Constraints. - The only difference between the three modes should be when and how often arguments are evaluated — the rest of the interpreter is shared. - Represent deferred arguments as thunks; call-by-need adds a memo cell.

Hints (try without first). - Call-by-value: evaluate the argument expression to a value at application time. - Call-by-name: bind the parameter to a thunk capturing the argument expression and the caller's environment; force on each variable lookup. - Call-by-need: same thunk, but replace the thunk with its value on first force (an updatable indirection — this is graph reduction in miniature).

Self-check. - [ ] The same test program yields three distinct behaviors under the three flags. - [ ] You can point at the one place in your code where the strategy diverges. - [ ] You can explain how call-by-need's memo cell turns call-by-name into laziness.

Solution sketch The three modes differ only in how a parameter is bound and looked up: - **Value:** at application, evaluate `arg` in the caller's env to a value `v`; bind `param → v`. Lookups return `v` directly. - **Name:** at application, build `thunk = (arg_expr, caller_env)`; bind `param → thunk`. Each variable lookup of `param` *re-evaluates* the thunk. - **Need:** identical binding, but the first lookup evaluates the thunk and **overwrites the binding** with the resulting value (or marks the cell computed).

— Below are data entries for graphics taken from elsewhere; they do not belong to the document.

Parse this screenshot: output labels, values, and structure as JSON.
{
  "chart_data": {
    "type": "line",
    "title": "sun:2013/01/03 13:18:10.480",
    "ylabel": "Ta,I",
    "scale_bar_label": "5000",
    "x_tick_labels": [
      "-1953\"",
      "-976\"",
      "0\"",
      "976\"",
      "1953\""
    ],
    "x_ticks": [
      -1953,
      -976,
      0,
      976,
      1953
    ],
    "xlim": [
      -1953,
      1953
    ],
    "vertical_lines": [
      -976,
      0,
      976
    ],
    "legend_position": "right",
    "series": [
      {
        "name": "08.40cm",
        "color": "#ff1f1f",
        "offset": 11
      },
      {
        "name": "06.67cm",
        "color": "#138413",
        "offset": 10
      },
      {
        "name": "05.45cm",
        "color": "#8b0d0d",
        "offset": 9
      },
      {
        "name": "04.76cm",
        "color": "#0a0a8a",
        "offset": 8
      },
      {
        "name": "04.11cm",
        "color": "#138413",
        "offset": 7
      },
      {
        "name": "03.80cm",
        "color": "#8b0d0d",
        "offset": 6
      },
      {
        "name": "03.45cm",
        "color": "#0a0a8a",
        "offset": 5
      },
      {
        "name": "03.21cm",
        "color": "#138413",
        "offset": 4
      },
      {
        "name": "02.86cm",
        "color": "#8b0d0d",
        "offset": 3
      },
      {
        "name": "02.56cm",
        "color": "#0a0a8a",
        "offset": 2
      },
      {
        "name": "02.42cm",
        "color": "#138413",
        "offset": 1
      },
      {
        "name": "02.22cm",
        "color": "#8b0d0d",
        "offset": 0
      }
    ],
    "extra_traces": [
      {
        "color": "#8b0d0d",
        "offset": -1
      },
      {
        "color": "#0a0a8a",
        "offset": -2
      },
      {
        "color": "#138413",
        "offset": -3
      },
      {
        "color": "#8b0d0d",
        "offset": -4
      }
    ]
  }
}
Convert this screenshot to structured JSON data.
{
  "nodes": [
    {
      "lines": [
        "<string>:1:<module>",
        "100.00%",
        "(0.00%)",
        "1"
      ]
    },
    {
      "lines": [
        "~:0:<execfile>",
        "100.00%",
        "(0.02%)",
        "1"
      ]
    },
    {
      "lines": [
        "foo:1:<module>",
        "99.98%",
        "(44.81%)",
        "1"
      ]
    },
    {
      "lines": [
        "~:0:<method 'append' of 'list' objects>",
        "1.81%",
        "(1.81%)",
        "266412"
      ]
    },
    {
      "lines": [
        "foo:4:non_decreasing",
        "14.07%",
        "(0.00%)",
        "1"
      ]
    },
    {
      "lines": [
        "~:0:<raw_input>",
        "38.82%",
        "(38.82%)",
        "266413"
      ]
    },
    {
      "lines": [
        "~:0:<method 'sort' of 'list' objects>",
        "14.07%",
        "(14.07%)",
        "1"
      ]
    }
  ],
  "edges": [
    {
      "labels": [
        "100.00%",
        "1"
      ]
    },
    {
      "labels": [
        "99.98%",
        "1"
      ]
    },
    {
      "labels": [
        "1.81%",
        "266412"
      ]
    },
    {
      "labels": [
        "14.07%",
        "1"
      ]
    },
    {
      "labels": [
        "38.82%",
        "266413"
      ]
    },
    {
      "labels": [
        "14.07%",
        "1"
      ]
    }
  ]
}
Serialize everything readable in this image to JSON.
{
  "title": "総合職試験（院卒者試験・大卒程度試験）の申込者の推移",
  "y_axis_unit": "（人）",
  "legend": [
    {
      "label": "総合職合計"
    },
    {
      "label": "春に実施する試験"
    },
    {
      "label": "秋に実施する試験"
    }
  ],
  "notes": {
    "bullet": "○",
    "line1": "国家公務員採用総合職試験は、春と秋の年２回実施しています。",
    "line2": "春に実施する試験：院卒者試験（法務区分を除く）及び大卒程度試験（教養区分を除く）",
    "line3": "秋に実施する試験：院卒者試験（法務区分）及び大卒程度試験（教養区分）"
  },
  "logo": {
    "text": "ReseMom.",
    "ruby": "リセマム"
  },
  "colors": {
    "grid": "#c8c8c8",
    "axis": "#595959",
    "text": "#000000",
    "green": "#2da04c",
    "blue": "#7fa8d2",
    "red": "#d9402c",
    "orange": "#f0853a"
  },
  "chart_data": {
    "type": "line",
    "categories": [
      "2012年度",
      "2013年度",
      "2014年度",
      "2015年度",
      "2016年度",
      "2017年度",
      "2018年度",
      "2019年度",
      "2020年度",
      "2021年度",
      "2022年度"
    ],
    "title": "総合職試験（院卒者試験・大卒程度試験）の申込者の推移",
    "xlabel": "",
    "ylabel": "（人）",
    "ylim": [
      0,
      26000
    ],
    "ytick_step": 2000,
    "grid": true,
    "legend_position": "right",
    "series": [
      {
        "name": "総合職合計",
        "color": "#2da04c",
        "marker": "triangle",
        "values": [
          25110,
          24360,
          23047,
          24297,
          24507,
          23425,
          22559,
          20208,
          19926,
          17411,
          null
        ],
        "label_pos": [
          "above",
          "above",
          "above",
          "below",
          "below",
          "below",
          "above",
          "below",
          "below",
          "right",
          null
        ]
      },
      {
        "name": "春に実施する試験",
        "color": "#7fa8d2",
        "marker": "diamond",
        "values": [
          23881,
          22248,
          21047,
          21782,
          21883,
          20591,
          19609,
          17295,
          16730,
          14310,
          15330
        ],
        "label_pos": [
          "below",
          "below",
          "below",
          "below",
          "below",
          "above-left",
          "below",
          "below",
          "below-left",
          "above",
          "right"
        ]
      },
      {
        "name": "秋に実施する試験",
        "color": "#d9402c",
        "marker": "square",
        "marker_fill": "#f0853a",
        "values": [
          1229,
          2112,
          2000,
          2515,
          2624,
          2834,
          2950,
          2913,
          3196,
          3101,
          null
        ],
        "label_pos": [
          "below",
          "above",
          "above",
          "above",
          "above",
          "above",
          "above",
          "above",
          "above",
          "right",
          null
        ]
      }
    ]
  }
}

Subsequent lookups read the cached value — the thunk is forced at most once. A test program like `(λx. λy. y + y) DIVERGE (print_and_return 7)` exposes all three: value diverges (forces `DIVERGE` eagerly), name prints `7` twice (forces `y` per use), need prints `7` once (memoized) and sums `14`.

Task 16: Write the API-signature decision guide

Problem. Without code: produce a one-page decision guide that, given a parameter, picks among copy by value, read-only borrow (const&/&), mutable borrow (&mut/ref), take ownership (by-value/move), and defer (thunk/lazy). For each, state the contract it expresses, its cost, its aliasing behavior, and one failure mode of choosing it wrongly. Then apply your guide to five real signatures from a codebase you know and justify each choice.

Self-check. - [ ] Each option lists contract, cost, aliasing, and a failure mode. - [ ] Your five real-world justifications cite size, mutability, lifetime, or hot-path concerns. - [ ] You can defend why a const-reference is not always the right default.